La femmina è uno dei due sessi, insieme al maschio, nelle specie che utilizzano la riproduzione sessuata dioica o partenogenetica. La femmina produce solo gameti femminili.[1]

L'etimologia del termine potrebbe derivare dalla radice latina di fecundus, cioè «fruttifera».[2] Convenzionalmente viene indicata con il simbolo di Venere . Joseph Justus Scaliger propose un'interpretazione fantasiosa sull'origine del simbolo, secondo la quale sarebbe la rappresentazione stilizzata della mano della dea Venere che sorregge uno specchio. In realtà la maggior parte degli studiosi conviene sull'origine dalla lettera greca phi.[3]

Dal punto di vista morfologico la femmina si distingue per essere predisposta a ricevere la deposizione dei gameti maschili, e a produrre le cellule uovo che da questi verranno fencondate.[4] Le parti anatomiche destinate a questo scopo sono chiamate apparato riproduttivo.

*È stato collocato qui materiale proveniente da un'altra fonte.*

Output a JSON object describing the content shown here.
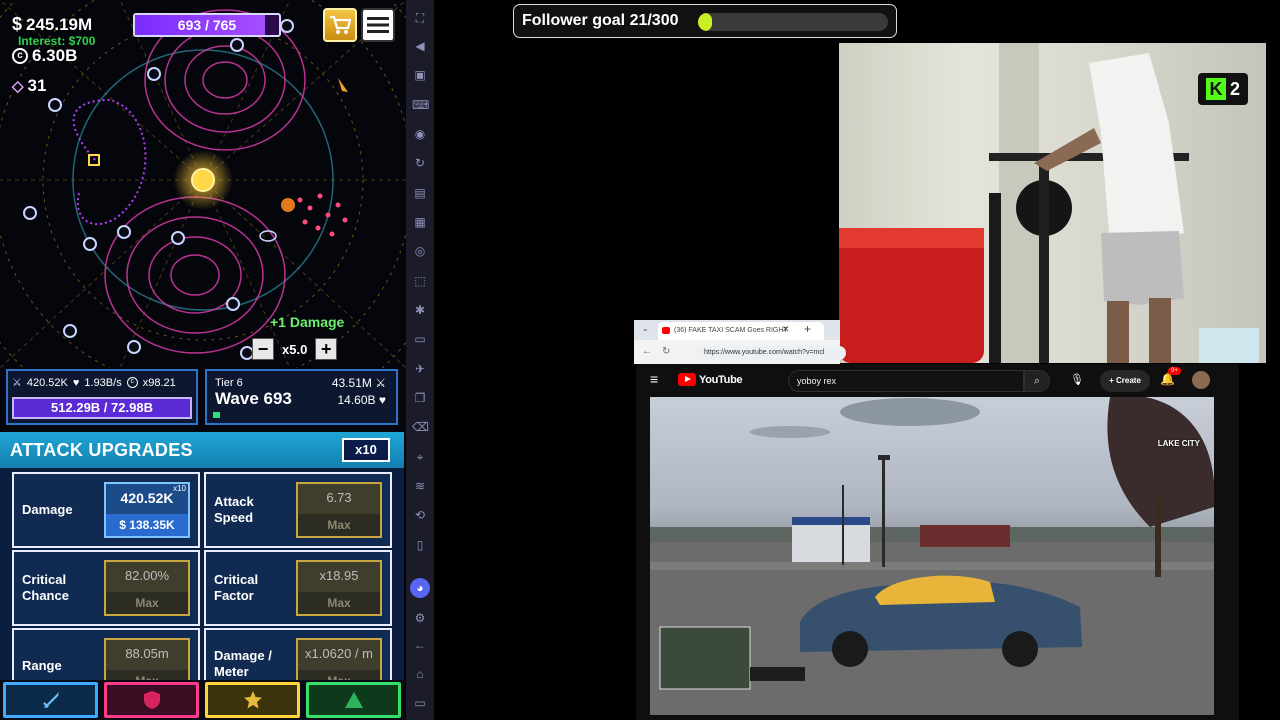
{
  "game": {
    "cash": "245.19M",
    "cash_symbol": "$",
    "interest": "Interest: $700",
    "coins": "6.30B",
    "gems": "31",
    "wave_progress_text": "693 / 765",
    "wave_progress_value": 0.906,
    "damage_float": "+1 Damage",
    "speed": "x5.0",
    "minus": "−",
    "plus": "+",
    "stats": {
      "damage": "420.52K",
      "regen": "1.93B/s",
      "coin_mult": "x98.21",
      "health_bar": "512.29B / 72.98B",
      "tier": "Tier 6",
      "wave": "Wave 693",
      "enemy_damage": "43.51M",
      "enemy_health": "14.60B",
      "wave_fraction": 0.04
    },
    "upgrades": {
      "title": "ATTACK UPGRADES",
      "multiplier": "x10",
      "items": [
        {
          "label": "Damage",
          "value": "420.52K",
          "cost": "$ 138.35K",
          "badge": "x10"
        },
        {
          "label": "Attack Speed",
          "value": "6.73",
          "cost": "Max"
        },
        {
          "label": "Critical Chance",
          "value": "82.00%",
          "cost": "Max"
        },
        {
          "label": "Critical Factor",
          "value": "x18.95",
          "cost": "Max"
        },
        {
          "label": "Range",
          "value": "88.05m",
          "cost": "Max"
        },
        {
          "label": "Damage / Meter",
          "value": "x1.0620 / m",
          "cost": "Max"
        }
      ]
    },
    "colors": {
      "tab_attack": "#3da9ff",
      "tab_defense": "#ff3b8a",
      "tab_utility": "#ffd43b",
      "tab_ultimate": "#35e06a"
    }
  },
  "follower_goal": {
    "text": "Follower goal 21/300",
    "value": 0.07
  },
  "webcam": {
    "badge_number": "2",
    "badge_letter": "K"
  },
  "browser": {
    "tab_title": "(36) FAKE TAXI SCAM Goes RIGHT",
    "url": "https://www.youtube.com/watch?v=mcl"
  },
  "youtube": {
    "logo_text": "YouTube",
    "search_query": "yoboy rex",
    "create_label": "Create",
    "notif_count": "9+",
    "overlay_location": "LAKE CITY"
  }
}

Nella donna e in molti animali le caratteristiche femminili denotano non solo l'apparato genitale ma anche i cosiddetti caratteri sessuali secondari, che riguardano l'aspetto somatico, fisiologico, e psichico.[1] Nelle piante sono considerati femminili l'oosfera, l'archegonio, l'ovulo e i carpelli, sicché viene chiamato «femminile» anche il fiore che presenta unicamente tali caratteristiche.[1]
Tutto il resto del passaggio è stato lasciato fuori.